По дороге к домику, где жила Анна Петровна, Артык попросил Чернышова:
— Иван! Говорят, тут неподалеку Амударья. Пока я здесь, покажи мне ее.
Чернышов привел Артыка на берег великой реки.
Желтоватая вода струилась, вся в движении всплесков, — нельзя обнять взглядом ее просторов. Не было видно конца железного моста, верх которого построен, как шатер. Из чрева моста, как из норы, с шумом выбежал поезд. Как он не обрушится? Каждый столб под мостом — как каменная кибитка. Вспомнив, как дрожат аульные мостки через неширокие арыки, когда проходят по ним верблюды с поклажей, Артык с восторгом воскликнул:
— Молодец строивший тебя мастер!
А потом, совсем неожиданно для Чернышова, задумчиво глядя на мест, заметил:
— Мы считаем, что от русского царя исходило все черное. А ведь и у него были дела великие.

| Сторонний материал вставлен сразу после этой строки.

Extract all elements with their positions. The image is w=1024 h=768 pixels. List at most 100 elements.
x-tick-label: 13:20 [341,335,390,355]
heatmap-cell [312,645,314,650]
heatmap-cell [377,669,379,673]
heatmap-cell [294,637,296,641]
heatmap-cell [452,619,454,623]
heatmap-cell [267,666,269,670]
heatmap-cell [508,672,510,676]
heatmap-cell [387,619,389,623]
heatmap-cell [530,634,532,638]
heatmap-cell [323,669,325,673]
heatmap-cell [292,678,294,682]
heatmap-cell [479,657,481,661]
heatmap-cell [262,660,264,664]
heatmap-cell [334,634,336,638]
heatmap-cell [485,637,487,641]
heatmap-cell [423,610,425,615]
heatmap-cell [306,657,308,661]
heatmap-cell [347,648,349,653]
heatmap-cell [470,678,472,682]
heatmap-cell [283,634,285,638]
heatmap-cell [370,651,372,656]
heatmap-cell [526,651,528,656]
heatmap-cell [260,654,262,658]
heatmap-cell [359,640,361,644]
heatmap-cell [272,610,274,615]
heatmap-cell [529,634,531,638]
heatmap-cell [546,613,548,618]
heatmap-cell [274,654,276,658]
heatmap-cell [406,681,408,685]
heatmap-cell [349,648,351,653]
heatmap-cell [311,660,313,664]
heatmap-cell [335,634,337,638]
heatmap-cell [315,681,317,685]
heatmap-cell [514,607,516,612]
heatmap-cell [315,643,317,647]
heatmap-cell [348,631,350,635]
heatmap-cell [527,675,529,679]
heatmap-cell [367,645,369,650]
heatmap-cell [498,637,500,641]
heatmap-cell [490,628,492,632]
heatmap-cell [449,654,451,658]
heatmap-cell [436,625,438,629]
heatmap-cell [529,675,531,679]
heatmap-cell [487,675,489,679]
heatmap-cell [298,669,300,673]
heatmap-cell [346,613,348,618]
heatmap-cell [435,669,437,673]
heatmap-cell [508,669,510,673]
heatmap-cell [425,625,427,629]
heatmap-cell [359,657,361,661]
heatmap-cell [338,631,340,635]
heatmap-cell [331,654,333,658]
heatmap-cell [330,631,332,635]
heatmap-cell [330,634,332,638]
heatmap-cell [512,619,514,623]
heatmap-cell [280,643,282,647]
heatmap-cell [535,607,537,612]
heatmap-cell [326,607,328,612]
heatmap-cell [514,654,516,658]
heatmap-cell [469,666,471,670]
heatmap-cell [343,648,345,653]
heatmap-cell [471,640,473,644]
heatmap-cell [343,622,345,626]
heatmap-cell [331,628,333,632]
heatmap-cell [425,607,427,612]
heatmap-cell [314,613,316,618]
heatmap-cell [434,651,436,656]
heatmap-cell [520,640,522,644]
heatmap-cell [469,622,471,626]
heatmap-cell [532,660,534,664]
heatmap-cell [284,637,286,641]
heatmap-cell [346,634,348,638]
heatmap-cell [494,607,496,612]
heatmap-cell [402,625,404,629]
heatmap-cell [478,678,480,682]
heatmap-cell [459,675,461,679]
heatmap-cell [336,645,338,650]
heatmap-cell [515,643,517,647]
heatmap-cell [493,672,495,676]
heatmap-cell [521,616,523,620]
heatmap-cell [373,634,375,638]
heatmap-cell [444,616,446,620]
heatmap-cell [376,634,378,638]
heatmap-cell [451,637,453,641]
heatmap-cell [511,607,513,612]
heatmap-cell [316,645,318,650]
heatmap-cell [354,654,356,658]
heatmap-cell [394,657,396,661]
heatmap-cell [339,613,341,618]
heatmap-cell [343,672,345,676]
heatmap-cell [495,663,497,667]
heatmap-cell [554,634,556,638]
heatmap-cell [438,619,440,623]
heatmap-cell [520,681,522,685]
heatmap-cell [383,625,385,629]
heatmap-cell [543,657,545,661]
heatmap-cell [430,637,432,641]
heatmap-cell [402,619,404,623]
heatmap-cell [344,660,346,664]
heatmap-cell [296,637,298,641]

Иван Тимофеевич понял, что хотел сказать Артык, и возразил:
— Да не русский царь его строил!
— А кто же?
— Русские ученые, инженеры, рабочие.
— А кто их учил?
Иван Тимофеевич похлопал Артыка по плечу:
— Артык, ты правильно думаешь. Если бы не пришли сюда русские, не было бы и этих мостов, не было бы школ, заводов, всей этой, правда небольшой, культуры и вы, наверное, продолжали бы жить аламанами. А может быть, сюда пришли бы англичане, и ты не смел бы пройти мимо своего господина со стороны солнца. Все это верно. Русский народ шагнул дальше, он не захотел мириться с цепями капитализма, он решил сам строить новую жизнь, без капиталистов, помещиков, баев, — такую жизнь, где не будет угнетения человека человеком. Поэтому он и сверг сначала царя, а затем и всех угнетателей, всех, кто привык жить чужим трудом. Я думаю, что ты теперь и сам почувствовал, что такое советская власть — власть рабочих и дейхан. Два года тому назад ты был бы несказанно рад освободиться от притеснений Халназар-бая, — теперь ты стремишься освободить весь туркменский народ от всех баев и ханов. Вот дай только покончить с врагами, и ты увидишь: свободный народ при советской власти будет вершить великие дела; они будут куда более величественны, чем даже этот красавец-мост...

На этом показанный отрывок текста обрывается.